Could they afford a stronger military?
source: CIA World Factbook 2007 (not unbroken quote, I picked the parts that are relevant)
GDP (purchasing power parity):
$680.5 billion (2006 est.)

GDP - real growth rate:
4.6% (2006 est.)

Unemployment rate:
3.9% (2006 est.)

Inflation rate (consumer prices):
1% (2006 est.)

Current account balance:
$9.7 billion (2006 est.)

revenues: $67.33 billion
expenditures: $77.93 billion (2006 est.)

Reserves of foreign exchange and gold:
$280.6 billion (2006 est.)

Debt - external:
$93.06 billion (2006 est.)

Well, lot's of data, let's sort it out:

- Their economy is fine, no ongoing troubles with inflation or unemployment that could stress the government enough to distract from defence (the economy is increasingly dependant on factories relocated to Chinese mainland - but that trend could be reversed).

- Their budget would require higher taxes, especially if defence spending shall be raised.

- The state has some debt, but nothing very serious; the nation as a whole has lots of reserves and could ask for increased foreign deliveries based on foreign exchange/gold reserves and a so far clearly positive account balance.

- 2.85% of GDP defence spending equals something like $21 billion (PPP) by 2008 (and 2.2% are about $15 billion (PPP) in 2006), so it would be reasonable to believe that the nation could without serious troubles raise this by an additional 50% to about $30 billion (PPP) and sustain that level (plus increases proportional to economic growth. perhaps less, but there are obviously some reserves not tapped yet for their own defence. (PPP = purchasing power parity - see the quote, PPP makes figures more useful for the discussion)

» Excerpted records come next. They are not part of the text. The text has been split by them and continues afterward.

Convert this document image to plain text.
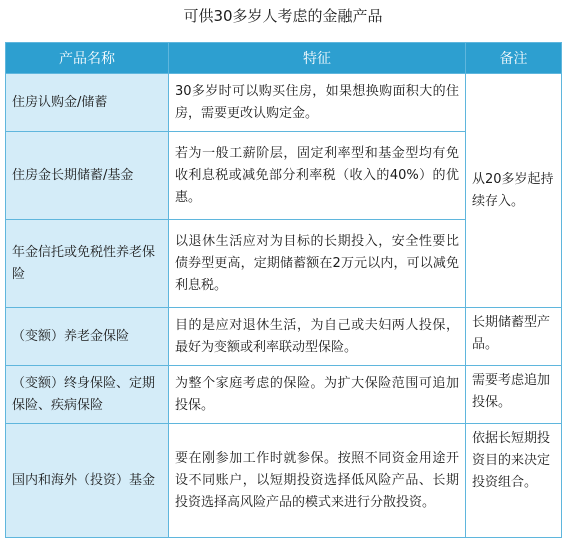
可供30多岁人考虑的金融产品
产品名称	特征	备注
住房认购金/储蓄	30多岁时可以购买住房，如果想换购面积大的住房，需要更改认购定金。	从20多岁起持续存入。
住房金长期储蓄/基金	若为一般工薪阶层，固定利率型和基金型均有免收利息税或减免部分利率税（收入的40%）的优惠。	
年金信托或免税性养老保险	以退休生活应对为目标的长期投入，安全性要比债券型更高，定期储蓄额在2万元以内，可以减免利息税。	
（变额）养老金保险	目的是应对退休生活，为自己或夫妇两人投保，最好为变额或利率联动型保险。	长期储蓄型产品。
（变额）终身保险、定期保险、疾病保险	为整个家庭考虑的保险。为扩大保险范围可追加投保。	需要考虑追加投保。
国内和海外（投资）基金	要在刚参加工作时就参保。按照不同资金用途开设不同账户，以短期投资选择低风险产品、长期投资选择高风险产品的模式来进行分散投资。	依据长短期投资目的来决定投资组合。
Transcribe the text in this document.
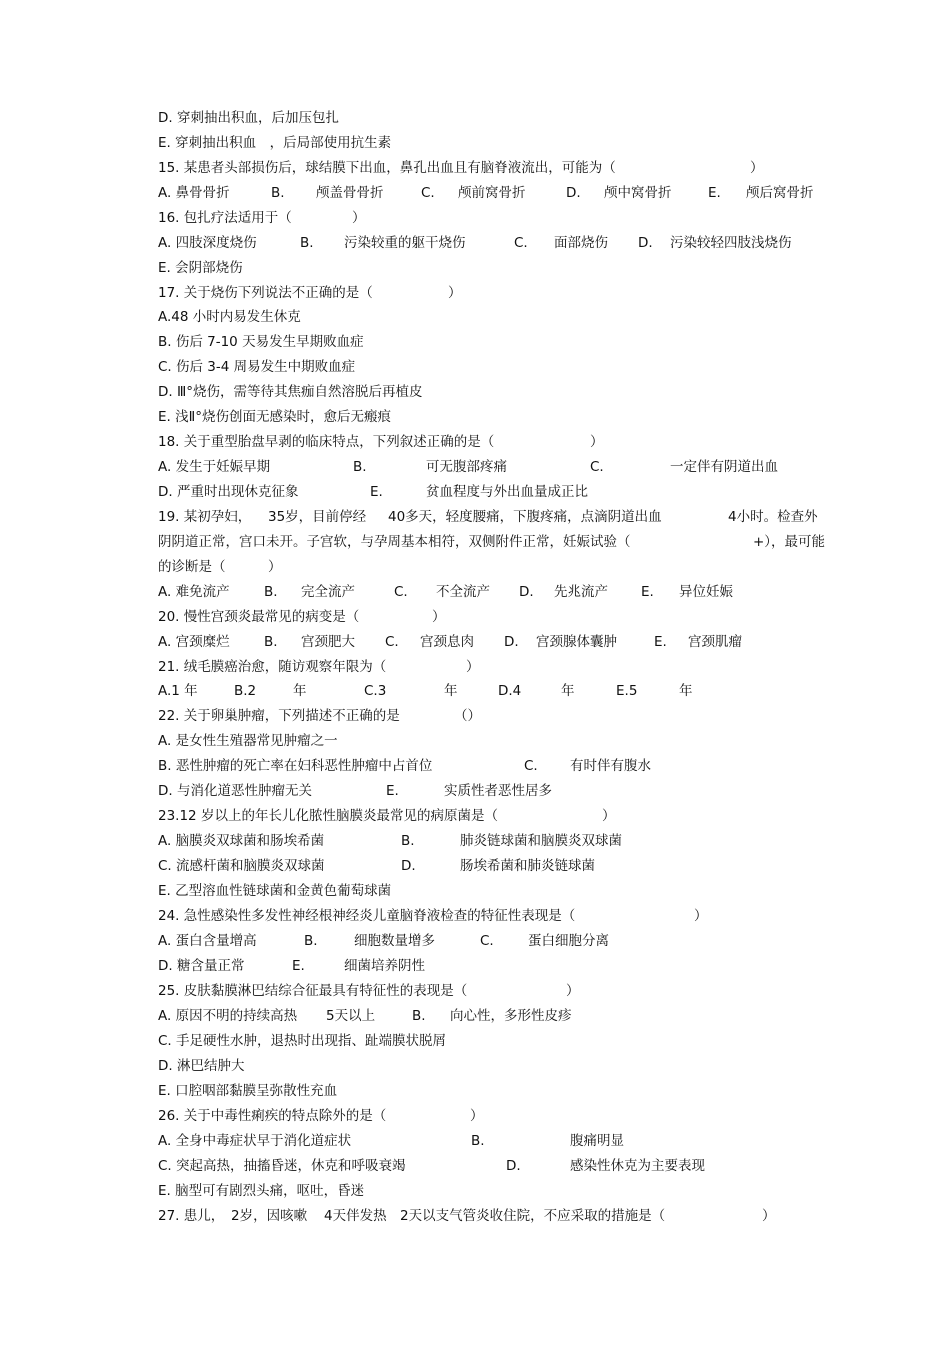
D. 穿刺抽出积血，后加压包扎
E. 穿刺抽出积血　，后局部使用抗生素
15. 某患者头部损伤后，球结膜下出血，鼻孔出血且有脑脊液流出，可能为（	）
A. 鼻骨骨折	B. 颅盖骨骨折	C. 颅前窝骨折	D. 颅中窝骨折	E. 颅后窝骨折
16. 包扎疗法适用于（	）
A. 四肢深度烧伤	B. 污染较重的躯干烧伤	C. 面部烧伤 D. 污染较轻四肢浅烧伤
E. 会阴部烧伤
17. 关于烧伤下列说法不正确的是（	）
A.48 小时内易发生休克
B. 伤后 7-10 天易发生早期败血症
C. 伤后 3-4 周易发生中期败血症
D. Ⅲ°烧伤，需等待其焦痂自然溶脱后再植皮
E. 浅Ⅱ°烧伤创面无感染时，愈后无瘢痕
18. 关于重型胎盘早剥的临床特点，下列叙述正确的是（	）
A. 发生于妊娠早期	B.	可无腹部疼痛	C.	一定伴有阴道出血
D. 严重时出现休克征象	E.	贫血程度与外出血量成正比
19. 某初孕妇， 35岁，目前停经 40多天，轻度腰痛，下腹疼痛，点滴阴道出血	4小时。检查外
阴阴道正常，宫口未开。子宫软，与孕周基本相符，双侧附件正常，妊娠试验（	+），最可能
的诊断是（	）
A. 难免流产	B. 完全流产	C. 不全流产 D. 先兆流产 E. 异位妊娠
20. 慢性宫颈炎最常见的病变是（	）
A. 宫颈糜烂	B. 宫颈肥大 C. 宫颈息肉 D. 宫颈腺体囊肿	E. 宫颈肌瘤
21. 绒毛膜癌治愈，随访观察年限为（	）
A.1 年	B.2	年	C.3	年	D.4	年	E.5	年
22. 关于卵巢肿瘤，下列描述不正确的是	（）
A. 是女性生殖器常见肿瘤之一
B. 恶性肿瘤的死亡率在妇科恶性肿瘤中占首位	C. 有时伴有腹水
D. 与消化道恶性肿瘤无关	E.	实质性者恶性居多
23.12 岁以上的年长儿化脓性脑膜炎最常见的病原菌是（	）
A. 脑膜炎双球菌和肠埃希菌	B.	肺炎链球菌和脑膜炎双球菌
C. 流感杆菌和脑膜炎双球菌	D.	肠埃希菌和肺炎链球菌
E. 乙型溶血性链球菌和金黄色葡萄球菌
24. 急性感染性多发性神经根神经炎儿童脑脊液检查的特征性表现是（	）
A. 蛋白含量增高	B.	细胞数量增多	C.	蛋白细胞分离
D. 糖含量正常	E.	细菌培养阴性
25. 皮肤黏膜淋巴结综合征最具有特征性的表现是（	）
A. 原因不明的持续高热 5天以上	B. 向心性，多形性皮疹
C. 手足硬性水肿，退热时出现指、趾端膜状脱屑
D. 淋巴结肿大
E. 口腔咽部黏膜呈弥散性充血
26. 关于中毒性痢疾的特点除外的是（	）
A. 全身中毒症状早于消化道症状	B.	腹痛明显
C. 突起高热，抽搐昏迷，休克和呼吸衰竭	D.	感染性休克为主要表现
E. 脑型可有剧烈头痛，呕吐，昏迷
27. 患儿， 2岁，因咳嗽 4天伴发热 2天以支气管炎收住院，不应采取的措施是（	）
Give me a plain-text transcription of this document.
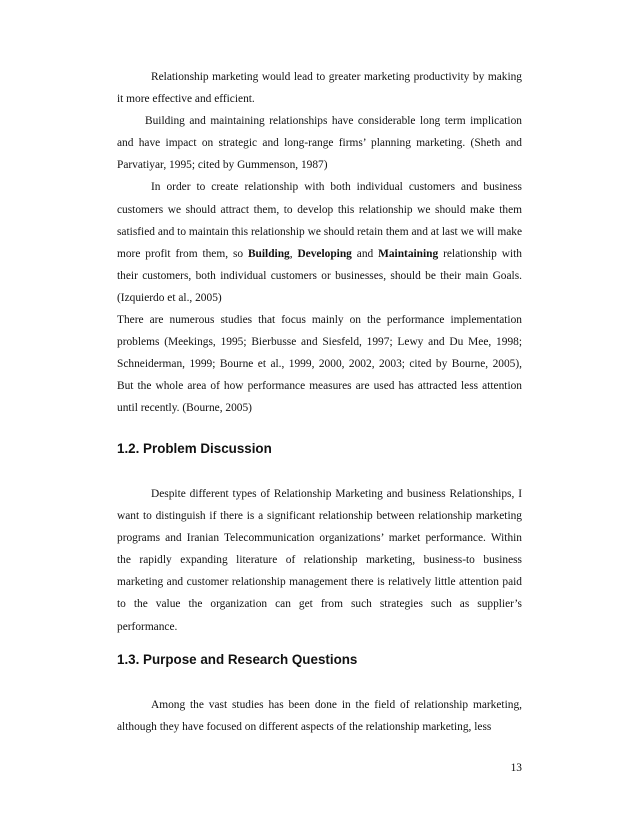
Relationship marketing would lead to greater marketing productivity by making it more effective and efficient.

Building and maintaining relationships have considerable long term implication and have impact on strategic and long-range firms’ planning marketing. (Sheth and Parvatiyar, 1995; cited by Gummenson, 1987)

In order to create relationship with both individual customers and business customers we should attract them, to develop this relationship we should make them satisfied and to maintain this relationship we should retain them and at last we will make more profit from them, so Building, Developing and Maintaining relationship with their customers, both individual customers or businesses, should be their main Goals. (Izquierdo et al., 2005)

There are numerous studies that focus mainly on the performance implementation problems (Meekings, 1995; Bierbusse and Siesfeld, 1997; Lewy and Du Mee, 1998; Schneiderman, 1999; Bourne et al., 1999, 2000, 2002, 2003; cited by Bourne, 2005), But the whole area of how performance measures are used has attracted less attention until recently. (Bourne, 2005)

1.2. Problem Discussion

Despite different types of Relationship Marketing and business Relationships, I want to distinguish if there is a significant relationship between relationship marketing programs and Iranian Telecommunication organizations’ market performance. Within the rapidly expanding literature of relationship marketing, business-to business marketing and customer relationship management there is relatively little attention paid to the value the organization can get from such strategies such as supplier’s performance.

1.3. Purpose and Research Questions

Among the vast studies has been done in the field of relationship marketing, although they have focused on different aspects of the relationship marketing, less

13
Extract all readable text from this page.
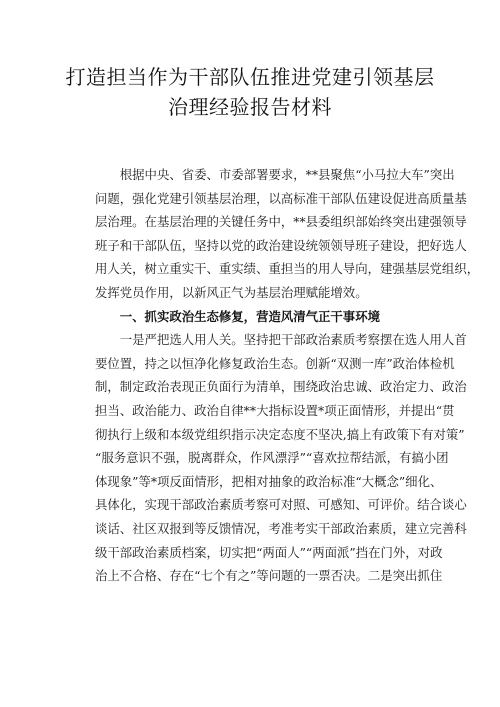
打造担当作为干部队伍推进党建引领基层
治理经验报告材料
　　根据中央、省委、市委部署要求，**县聚焦“小马拉大车”突出
问题，强化党建引领基层治理，以高标准干部队伍建设促进高质量基
层治理。在基层治理的关键任务中，**县委组织部始终突出建强领导
班子和干部队伍，坚持以党的政治建设统领领导班子建设，把好选人
用人关，树立重实干、重实绩、重担当的用人导向，建强基层党组织，
发挥党员作用，以新风正气为基层治理赋能增效。
　　一、抓实政治生态修复，营造风清气正干事环境
　　一是严把选人用人关。坚持把干部政治素质考察摆在选人用人首
要位置，持之以恒净化修复政治生态。创新“双测一库”政治体检机
制，制定政治表现正负面行为清单，围绕政治忠诚、政治定力、政治
担当、政治能力、政治自律**大指标设置*项正面情形，并提出“贯
彻执行上级和本级党组织指示决定态度不坚决,搞上有政策下有对策”
“服务意识不强，脱离群众，作风漂浮”“喜欢拉帮结派，有搞小团
体现象”等*项反面情形，把相对抽象的政治标准“大概念”细化、
具体化，实现干部政治素质考察可对照、可感知、可评价。结合谈心
谈话、社区双报到等反馈情况，考准考实干部政治素质，建立完善科
级干部政治素质档案，切实把“两面人”“两面派”挡在门外，对政
治上不合格、存在“七个有之”等问题的一票否决。二是突出抓住
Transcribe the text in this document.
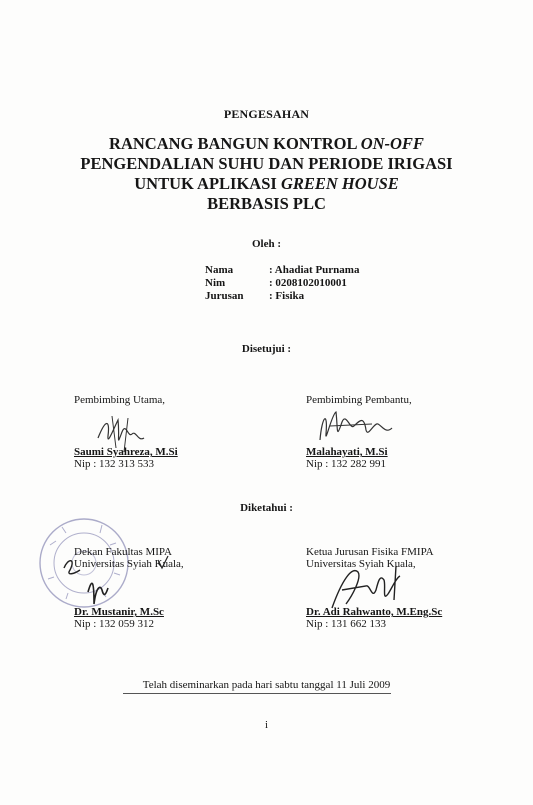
PENGESAHAN
RANCANG BANGUN KONTROL ON-OFF
PENGENDALIAN SUHU DAN PERIODE IRIGASI
UNTUK APLIKASI GREEN HOUSE
BERBASIS PLC
Oleh :
Nama	: Ahadiat Purnama
Nim	: 0208102010001
Jurusan	: Fisika
Disetujui :
Pembimbing Utama,
Saumi Syahreza, M.Si
Nip : 132 313 533
Pembimbing Pembantu,
Malahayati, M.Si
Nip : 132 282 991
Diketahui :
Dekan Fakultas MIPA
Universitas Syiah Kuala,
Dr. Mustanir, M.Sc
Nip : 132 059 312
Ketua Jurusan Fisika FMIPA
Universitas Syiah Kuala,
Dr. Adi Rahwanto, M.Eng.Sc
Nip : 131 662 133
Telah diseminarkan pada hari sabtu tanggal 11 Juli 2009
i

The most cost-effective method to defend against an invasion is certainly a strong army with good artillery and battlefield air defence. Naval strike forces and even air forces are much less reliable and cost-effective means to secure a single large island against invasion.

This raises a question; if even Taiwan itself does not seem to believe that it's so much threatened by the PR China to motivate strong defence spendings, why does a distant power care so much about this "threat"?

It's quite the same with South Korea and Japan - South Korea has quite capable forces, but tried to cool down U.S. American diplomacy on North Korea all the time and doesn't seem to really believe in a threat to its sovereignty. Japan strengthens its "Self Defence Forces", but to a level that is still laughable in comparison to its economic power.

Maybe they execute a free rider strategy in regards to defence - but since all three regional friends of the USA have a very positive account balances towards the USA it would in this case be advisable for the USA to end this strategy - in its own interest.

My conclusion is that the (national?) security debates surrounding the PR China are overheated and not based on an objective danger so far. That danger might exist in the future, but the most affected countries - South Korea, Japan and Taiwan - should take the lead and define their needs for foreign assistance beyond their capabilities, not think tanks and military bureaucracies in North America or even Europe.